Así, la idea de que Cataluña paga más impuestos que el resto de España innegablemente ha cuajado, cuando los impuestos los pagan personas y no territorios; si los catalanes pagan más, ello se debe sólo a que tiene un nivel de renta mayor que otras autonomías. Las condiciones son las mismas que para el resto de españoles.

Por otro lado, si hay algo seguro es que, en una Cataluña independiente, los catalanes tendrían que pagar más impuestos que los que pagan ahora. Pero bastantes más.

El mito nacional

Pero los argumentos racionales se estrellan contra el muro de las creencias. Aunque las ideas son más moldeables y pueden ser modificadas en nuestra mente, mucho más difícil es que eso le suceda a las creencias, que son pre-racionales y, por tanto, casi siempre inmunes a los argumentos.  

Porque, en definitiva, el de la nación es seguramente el mito ideológico más potente. Eventualmente han surgido otros; el socialismo, la democracia, el fascismo. Pero el más poderoso –junto a la libertad-, que resurge una y otra vez, es el de la nación. A él han vuelto todos tras fracasar; es un valor seguro, el oro político en el que todos invierten cuando otras especulaciones no dan el resultado apetecido.

La nación fue una larga aspiración de muchos pueblos, y no puede negarse que se trata de un hallazgo genial de la evolución de la historia europea. Tanto es así, que muchas veces se ha querido encontrar virtuosa incluso una inflamación de la misma, la degeneración romántico-nacionalista, que en realidad es una forma enfermiza de la verdadera virtud, el patriotismo.

La Cataluña nacionalista, hoy

Lo que la Cataluña nacionalista vive hoy es auténtico nacionanismo, un ensimismamiento obsesivo que ha degenerado en una patología social como pocas veces se ha visto, llegando al punto de transformar la realidad; ni la verdad, ni la historia, ni la lógica tienen la más mínima acogida en el universo enloquecido de un nacionalismo que comenzó execrando la historia de España para más tarde tratar de apoderarse patéticamente de ella.

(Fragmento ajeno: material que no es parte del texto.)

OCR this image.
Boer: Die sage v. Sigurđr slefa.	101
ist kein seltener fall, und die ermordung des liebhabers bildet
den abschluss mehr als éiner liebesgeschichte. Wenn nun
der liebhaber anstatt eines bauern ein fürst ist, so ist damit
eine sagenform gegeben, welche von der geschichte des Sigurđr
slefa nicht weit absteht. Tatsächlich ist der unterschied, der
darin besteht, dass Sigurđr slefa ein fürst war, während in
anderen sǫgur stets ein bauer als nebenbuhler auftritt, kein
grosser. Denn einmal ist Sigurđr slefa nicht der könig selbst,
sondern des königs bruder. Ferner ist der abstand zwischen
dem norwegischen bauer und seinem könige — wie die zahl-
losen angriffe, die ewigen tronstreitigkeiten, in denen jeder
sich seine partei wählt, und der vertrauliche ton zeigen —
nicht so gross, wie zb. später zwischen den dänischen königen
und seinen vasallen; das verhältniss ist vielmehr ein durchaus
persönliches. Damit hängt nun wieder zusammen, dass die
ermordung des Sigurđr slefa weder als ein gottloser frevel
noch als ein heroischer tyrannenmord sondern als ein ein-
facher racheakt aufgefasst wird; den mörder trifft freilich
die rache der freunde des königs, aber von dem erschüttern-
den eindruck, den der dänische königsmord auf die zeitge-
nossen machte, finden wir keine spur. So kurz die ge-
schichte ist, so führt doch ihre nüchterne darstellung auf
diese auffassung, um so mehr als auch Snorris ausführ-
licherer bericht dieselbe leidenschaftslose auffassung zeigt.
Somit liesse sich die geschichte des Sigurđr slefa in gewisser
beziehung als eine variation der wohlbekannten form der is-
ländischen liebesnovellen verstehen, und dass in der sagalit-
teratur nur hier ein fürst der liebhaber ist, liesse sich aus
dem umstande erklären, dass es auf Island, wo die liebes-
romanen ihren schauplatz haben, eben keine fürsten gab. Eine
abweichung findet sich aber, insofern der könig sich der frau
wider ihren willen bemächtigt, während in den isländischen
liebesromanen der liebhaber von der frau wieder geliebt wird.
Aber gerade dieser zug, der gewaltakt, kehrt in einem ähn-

Ha resultado enormemente pedagógico, como paradigma de una alucinación colectiva, su reivindicación de la condición catalana de Cervantes, santa Teresa de Jesús o Colón, algo que en su día provocó una suerte de estremecimiento piadoso en la espina dorsal de la península, para desembocar en una de las más crueles mofas colectivas que se recuerdan (merecidísima, por otro lado).  

Pero, en el estado al que hemos llegado, el ridículo objetivo en el que se mueven y existen carece de significación objetiva. Lo que de veras cuenta es la capacidad movilizadora del mito; no importa que sea falso, lo esencial es que sea vivido o, al menos, creído.

Y lo cierto es que la nación catalana se ha convertido en un potente mito operante, hasta el punto de que personas que en modo alguno pueden identificarse con un catalanismo tradicional se hayan sumado al nacimiento de esta nación. Una nación que ciertamente será imaginaria, pero que sobre todo está siendo imaginada.

Oponer una racionalidad fría y seca frente a esa orgía de emotividad colectiva que condensa la potencia del mito nacional es algo perfectamente inútil. Al haber desprovisto a España de toda emoción, al haberla momificado hasta el punto de huir de su mera evocación –a través de incontables sucedáneos en forma de insoportables perífrasis- se ha secado toda fuente de adhesión.

Por otro lado, demostrado está que la zanahoria de la Europa comunitaria ya no tira del burro. Las admoniciones bruselenses no parece que hayan hecho la menor mella en los delirios separatistas.

Sólo un mito tan potente como el que se esgrime para destruir la nación puede reconstruirla y salvar la unidad de nuestra comunidad política. Un poderoso mito que, a diferencia del nacionalista, es cierto: España.